Ich ziehe den Computerausdruck aus dem Schlitz,
trete von der Waage, gehe zur Kasse, vor der sich ausnahmsweise
keine Schlange gebildet hat, und lege mit einem Anflug von Freude
die Wattepads auf das Band. Ja, das muss es sein. Ich wusste doch,
dass es eine vernünftige Erklärung gibt. Ich meine, es ist
schließlich nicht so, dass Gewicht wie durch Zauberhand über Nacht
verschwindet, oder?
Ich strahle die Kassiererin an und hole meine
Geldbörse aus der Handtasche. Der Heidekrautzweig fällt heraus. Wie
ist der denn dort hineingekommen? Ich bin mir ganz sicher, dass ich
ihn zu Hause liegen gelassen habe.
»Das macht £ 1.25«, sagt sie.
»Oh, ja … tut mir leid.« Ich schiebe das Heidekraut
in meine Tasche und zähle das Wechselgeld. Was auch immer die
Erklärung für meine Gewichtsabnahme sein mag, mein Wunsch hat sich
erfüllt: keine All Brans mehr.
Bester Laune verlasse ich den Laden, überquere die
Straße und gehe eilig durch Notting Hill. Ich bin mit meinem Bruder
Ed im Wolsey Castle, einem Pub um die Ecke, verabredet und wie
üblich spät dran. Ich beschleunige meine Schritte. Ed ist ein
echter Pünktlichkeitsfanatiker, und ich habe keine Lust, mir einen
seiner Vorträge anzuhören, bevor ich Gelegenheit hatte, mir einen
Gin Tonic zu bestellen. Obwohl ich gespannt bin, was er mir zu
sagen hat. Gestern hat er mich angerufen und gemeint, er müsse
»über etwas mit mir reden«, was in Ed-Sprache so viel heißt wie
»ich muss dir wieder mal die Leviten lesen« - wobei sein
Lieblingsanfangssatz »Wieso hast du noch keine private
Rentenversicherung abgeschlossen?« lautet, was Ihnen eine
Vorstellung von Ed geben sollte.
Doch als ich in die von Läden und Restaurants
gesäumte Straße einbiege, erblicke ich etwas, das mich abrupt
stehen bleiben lässt. Pinkfarben, mit Satin und einer herrlichen
offenen Spitze: das wunderschönste Paar Schuhe, das ich je gesehen
habe und das hier im Schaufenster steht und nur darauf wartet, dass
ich vorbeikomme.
Ich trete zurück, um einen Blick auf das Schild
über dem Laden zu werfen - Sigerson Morrison. Das Herz sackt mir in
die Hose. Ich liebe diesen Laden, weil er randvoll mit den
exquisitesten Schuhen ist. Die dein Budget definitiv
sprengen, meldet sich eine strenge kleine Stimme in meinem
Kopf. Enttäuschung überkommt mich. Trotzdem, ein Blick kann ja
nicht schaden. Ich beuge mich vor. Und dann sehe ich das Schild.
»Minus 75 Prozent«.
Mein Magen schlägt einen Purzelbaum. Ich bin nicht
kaufsüchtig, aber manchmal überkommt mich schlagartig das
Bedürfnis, bei H&M mit einem Arm voller Klamotten in der
Umkleidekabine zu verschwinden. Und, ja, oft muss ich nicht
einmal etwas kaufen, sondern es genügt schon, es zurücklegen zu
lassen. Schätzungsweise liegt es am Gefühl des Besitzens, an der
tröstlichen Gewissheit, dass einem etwas gehören könnte, wenn man
es haben wollte - ohne die damit verbundene Verpflichtung.

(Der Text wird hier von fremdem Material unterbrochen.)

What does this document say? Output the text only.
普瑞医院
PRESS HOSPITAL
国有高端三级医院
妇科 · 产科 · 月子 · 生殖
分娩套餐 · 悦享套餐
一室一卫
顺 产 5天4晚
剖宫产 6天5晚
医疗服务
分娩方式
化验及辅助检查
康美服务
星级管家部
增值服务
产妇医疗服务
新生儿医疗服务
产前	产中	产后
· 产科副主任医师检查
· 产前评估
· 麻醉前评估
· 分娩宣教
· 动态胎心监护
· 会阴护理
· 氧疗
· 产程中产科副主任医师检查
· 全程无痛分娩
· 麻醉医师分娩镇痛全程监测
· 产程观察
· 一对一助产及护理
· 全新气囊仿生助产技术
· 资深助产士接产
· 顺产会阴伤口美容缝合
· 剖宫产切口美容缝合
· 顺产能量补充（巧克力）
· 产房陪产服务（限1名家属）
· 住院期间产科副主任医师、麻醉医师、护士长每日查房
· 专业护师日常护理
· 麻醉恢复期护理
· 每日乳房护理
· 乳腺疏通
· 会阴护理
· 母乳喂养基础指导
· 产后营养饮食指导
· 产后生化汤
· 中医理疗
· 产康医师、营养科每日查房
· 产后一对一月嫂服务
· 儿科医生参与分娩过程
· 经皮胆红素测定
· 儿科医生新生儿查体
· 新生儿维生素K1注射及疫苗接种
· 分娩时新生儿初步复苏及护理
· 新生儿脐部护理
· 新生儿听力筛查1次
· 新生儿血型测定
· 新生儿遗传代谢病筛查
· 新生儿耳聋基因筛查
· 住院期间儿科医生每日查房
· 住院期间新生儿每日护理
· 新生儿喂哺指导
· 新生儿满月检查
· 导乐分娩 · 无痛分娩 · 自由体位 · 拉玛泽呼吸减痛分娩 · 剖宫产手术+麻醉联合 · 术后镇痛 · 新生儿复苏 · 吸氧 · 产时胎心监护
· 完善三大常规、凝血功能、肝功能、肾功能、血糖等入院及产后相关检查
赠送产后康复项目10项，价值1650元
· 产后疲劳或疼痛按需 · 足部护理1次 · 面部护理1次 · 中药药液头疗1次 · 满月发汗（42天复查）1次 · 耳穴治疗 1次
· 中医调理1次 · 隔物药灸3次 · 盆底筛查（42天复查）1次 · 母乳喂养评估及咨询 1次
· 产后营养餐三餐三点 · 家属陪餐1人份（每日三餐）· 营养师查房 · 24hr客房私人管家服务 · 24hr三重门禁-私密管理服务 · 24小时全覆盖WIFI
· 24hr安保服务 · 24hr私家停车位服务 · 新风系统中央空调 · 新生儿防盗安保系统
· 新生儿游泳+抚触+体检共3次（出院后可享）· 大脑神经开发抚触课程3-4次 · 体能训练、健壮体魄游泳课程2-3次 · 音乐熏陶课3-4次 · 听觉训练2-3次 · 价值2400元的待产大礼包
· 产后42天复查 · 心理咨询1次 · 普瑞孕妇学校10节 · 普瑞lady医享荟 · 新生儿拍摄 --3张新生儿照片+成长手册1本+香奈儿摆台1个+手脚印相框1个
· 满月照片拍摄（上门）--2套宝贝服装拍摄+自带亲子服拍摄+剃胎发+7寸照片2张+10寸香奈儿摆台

Wahrscheinlich ist es ein klein wenig so, als wäre man
verlobt.
Aber mit Schuhen ist es etwas anderes. Schuhe sind
meine wahre Schwäche. In Kleidern kann der Hintern zu üppig
aussehen, die Brüste zu klein, der Bauch zu dick, aber ein
anständiges Paar Schuhe sieht immer gut aus, unabhängig davon, ob
man gerade eine halbe Schachtel Schokoladenkekse verdrückt hat oder
nicht. Das Ganze hat nur einen Nachteil - es ist nicht ganz billig.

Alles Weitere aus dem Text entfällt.